Before scientific experimentation disproved it, most people believed in the spontaneous generation of life (also known as equivocal generation). For example, it was believed the maggots spontaneously generated out of rotting meat. That places of darkness spontaneously generated all manner of crawling things (as could be seen upon lifting up a rock). Worms arose from dirt and even frogs were once thought to come from the mud.
This was a universe literally teeming with life energy.
For the purposes of fantasy, I find it particularly fascinating how many of these theories revolved around places of filth, putrescence, and decay giving rise to vermin: Maggots from rotting flesh, rats from excrement, and so forth.
So when we look around our fantasy milieus and see monstrous forms of vermin — dire rats, giant spiders, and the like — could we use such theories of creation as their basis? I think we can. In the vile places of the earth — the places were the very form of the world itself has begun to decay — such creatures are given form out of the darkness. And thus our dungeons teem with life.
Another interesting facet of the theory of the spontaneous generation of life is that, like many pre-scientific beliefs, it was not extinguished by scientific thought — rather, it retreated before it. Once it was proven that maggots are the larvae of flies, for example, the theory simply moved to become the spontaneous generation of bacteria out of the “life force” of the air. It wasn’t until Louis Pasteur rooted out the last of its hiding places that the theory finally died.

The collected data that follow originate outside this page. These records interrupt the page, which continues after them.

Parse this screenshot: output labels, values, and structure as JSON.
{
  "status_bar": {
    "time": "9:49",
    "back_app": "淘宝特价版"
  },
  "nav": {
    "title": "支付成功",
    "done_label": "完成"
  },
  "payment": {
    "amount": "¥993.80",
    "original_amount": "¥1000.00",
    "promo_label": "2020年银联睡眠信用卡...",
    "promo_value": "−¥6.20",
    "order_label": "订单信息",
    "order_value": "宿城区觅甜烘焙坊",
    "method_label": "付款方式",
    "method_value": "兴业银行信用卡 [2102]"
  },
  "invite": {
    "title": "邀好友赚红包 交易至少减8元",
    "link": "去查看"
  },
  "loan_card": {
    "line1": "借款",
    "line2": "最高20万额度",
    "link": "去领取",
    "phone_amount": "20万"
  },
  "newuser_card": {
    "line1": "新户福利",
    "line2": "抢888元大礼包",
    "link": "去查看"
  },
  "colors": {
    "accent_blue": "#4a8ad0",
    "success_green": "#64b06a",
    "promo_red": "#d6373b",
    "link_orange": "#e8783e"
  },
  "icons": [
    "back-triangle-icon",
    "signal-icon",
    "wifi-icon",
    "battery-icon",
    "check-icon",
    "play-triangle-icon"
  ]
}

I bring this up to suggest that we can just as easily turn the dial in the opposite direction. We can even add a metaphorical (or perhaps metaphysical) component to the theory.
For example, John Wick’s Orkworld postulates that orcs are actually photosynthetic. But we could just as easily say that the orcs spontaneously arise wherever civilization is not: When empires fall, tribes of orcs appear in the ruins.
And we could elaborate upon further upon the themes of this theory: Mice were known to physically reproduce, but they were also thought to spontaneously generate out of moldy grain. Ergo, our orcs can both spontaneously generate out of the lack of civilization, but also reproduce.
Further, we could build upon this by considering the ideas of Lamarckian evolution — that life, once spontaneously generated, strives to become more and more complex. Thus we could postulate that all humanoid life has its origins in the primordial generation of orcish life from the absence of civilization — orcs, goblins, hobgoblins, and beastmen of all sorts appear spontaneously, but then some among them will breed and improve.
This doesn’t even necessarily need to be true, but it would certainly be an interesting religious belief. For example, your dark elves might believe that orcs, humans, elves, and dark elves all exist along a continuum of improvement. (It might be even more shocking if you made this a secret belief among the elves: They look at humans the same way that humans look at orcs… they’re just too polite to say it.)
You could root all of this cosmology in the apeironic weave of creation. Where that weave becomes weakened, spontaneous generation occurs. When weakened by decay, filth and vermin appear. When weakened by the loss of civilization, orcs appear. When weakened by vile death, undead appear.
Such a cosmology could have interesting implications for how summoning rituals or the creation of undead work. For example, Jean Baptista von Helmont had a receipe for mice: “Place a dirty shirt or some rags in an open pot or barrel containing a few grains of wheat or some wheat bran, and in 21 days, mice will appear.” Magical spells like create undead could directly manipulate the apeironic weave in order to cause undead to appear; but you could also open things up by allowing non-magical manipulation of that weave (through ritualistic murder, for example).
You could also flip the whole conceit of “weakening the weave” on its head. Perhaps clerics and living saints appear in those places where the weave has been strengthened. Perhaps the gods themselves are nothing more than those places where the weave has been unnaturally strengthened through the power of belief or sacrifice or chance.